Most importantly, we are now living in a period of interwoven crises that are producing the conditions for a very serious intensification of the fascist danger. In the US, overtly fascist movements may not have attained a mass character, but they are interwoven with a very large rightward-moving and dangerously volatile segment of the population. The pandemic-induced economic downturn and the “economic scarring” that will long outlive the virus will intensify a process that the Biden restoration of the neoliberal centre will not contain. The conditions under which a fascist movement can gain ground are present and growing ever more dangerous. It is not a question to be taken lightly.
2. Sometimes We Must Call on the Authorities to Act
In the harsh realities in which we must function, there are times when demands need to be put before the police, courts, and legislators with regard to fascist and racist criminality. In January of 2017, a right-wing killer entered the Islamic Cultural Centre of Quebec City, a mosque in the Sainte-Foy neighbourhood, and opened fire on those gathered within it. A total of 6 people lost their lives and 6 more were wounded. Members of the Muslim community had tried to get the police to respond to the “climate of hatred” they faced when it spilled over into criminal acts. In 2014, Islamophobic stickers were put on 3 mosques in the City and, in 2016, a pig’s head was left outside the Cultural Centre. The same year, members of the fascist La Meute group provocatively dropped off business cards at halal grocery stores. The lethal attack took place in a context where a sense of impunity had been allowed to take root among the racist thugs harassing Muslim people in Quebec City.
In such a situation, it would certainly be necessary to support the call from the Muslim community for the police to deal with criminal threats and attacks coming from the far right. Moreover, there are situations where calls for the state to shut down fascist groups are entirely correct. Last October, a Greek court ruled that the fascist Golden Dawn is a criminal organization and convicted 68 of its members of crimes up to and including murder. The thousands who took to the streets to celebrate were fully justified in doing so. This great result, a blow to the far right internationally, was won through a determined working-class struggle against the fascists and by ongoing resistance to the brutal austerity agenda that created the despairing conditions that Golden Dawn fed upon. No one sat back and hoped the state would make the far-right threat go away.
3. Never Leave It to the Capitalist State
There are particular dangers involved in the Trudeau government’s crackdown on the Proud Boys that need to be considered. The concept of “terrorism” has been constructed and acted upon by the Canadian state along lines that are deeply reactionary and profoundly racist. Police and courts have used the “terrorism” label to persecute Muslims and intimidate targeted communities. Toronto’s Tamil community know well how this legislation has been used. Politicians and the media have used the “terrorist” label to fan the flames of xenophobia.

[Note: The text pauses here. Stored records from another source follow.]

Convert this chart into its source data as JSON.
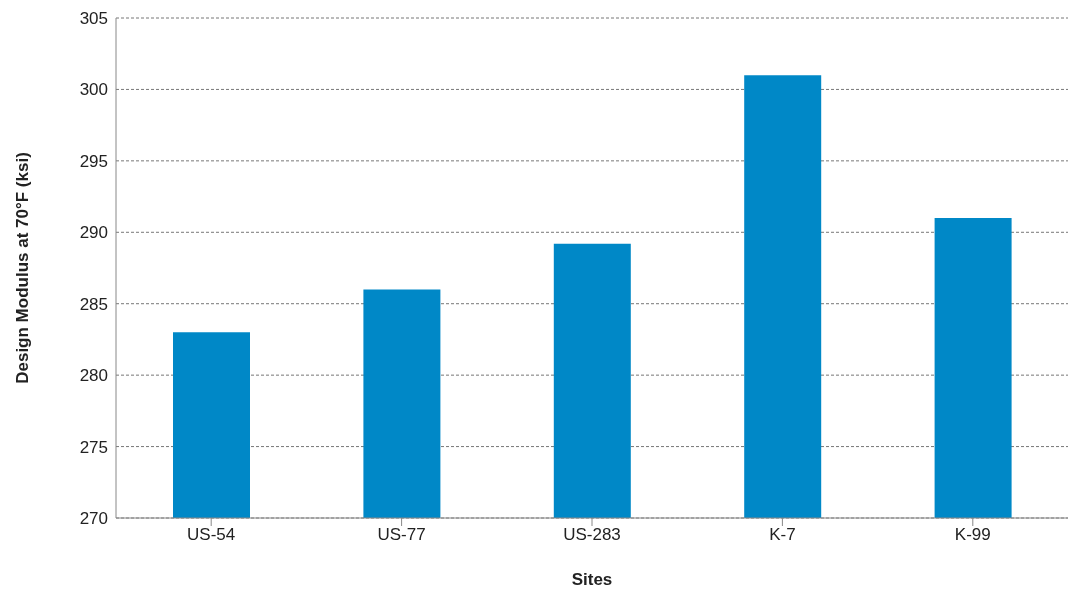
{
  "chart_data": {
    "type": "bar",
    "xlabel": "Sites",
    "ylabel": "Design Modulus at 70°F (ksi)",
    "categories": [
      "US-54",
      "US-77",
      "US-283",
      "K-7",
      "K-99"
    ],
    "values": [
      283,
      286,
      289.2,
      301,
      291
    ],
    "color": "#0088c7",
    "ylim": [
      270,
      305
    ],
    "yticks": [
      270,
      275,
      280,
      285,
      290,
      295,
      300,
      305
    ],
    "grid": "y"
  }
}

Section 83 of the Criminal Code, though it may be directed at the far right at this moment, has the most chilling implications for working-class movements and the left more broadly. It can be used against any group, in or outside of Canada, “that has as one of its purposes or activities facilitating or carrying out any terrorist activity.” There are an alarmingly large and varied number of ways to engage in “terrorist activity” to the satisfaction of a zealous cop or prosecutor. Provided it can be established that someone has created “a serious risk to the health or safety of the public or any segment of the public” and that this was done “for a political, religious or ideological purpose,” they may be guilty of a terrorist act. “Property damage” and “serious interference with or serious disruption of an essential service, facility or system” may also be treated as terrorism, provided they can be linked to a risk to public health and safety. It’s not hard to see how the resistance of workers or communities under attack could unleash these repressive powers.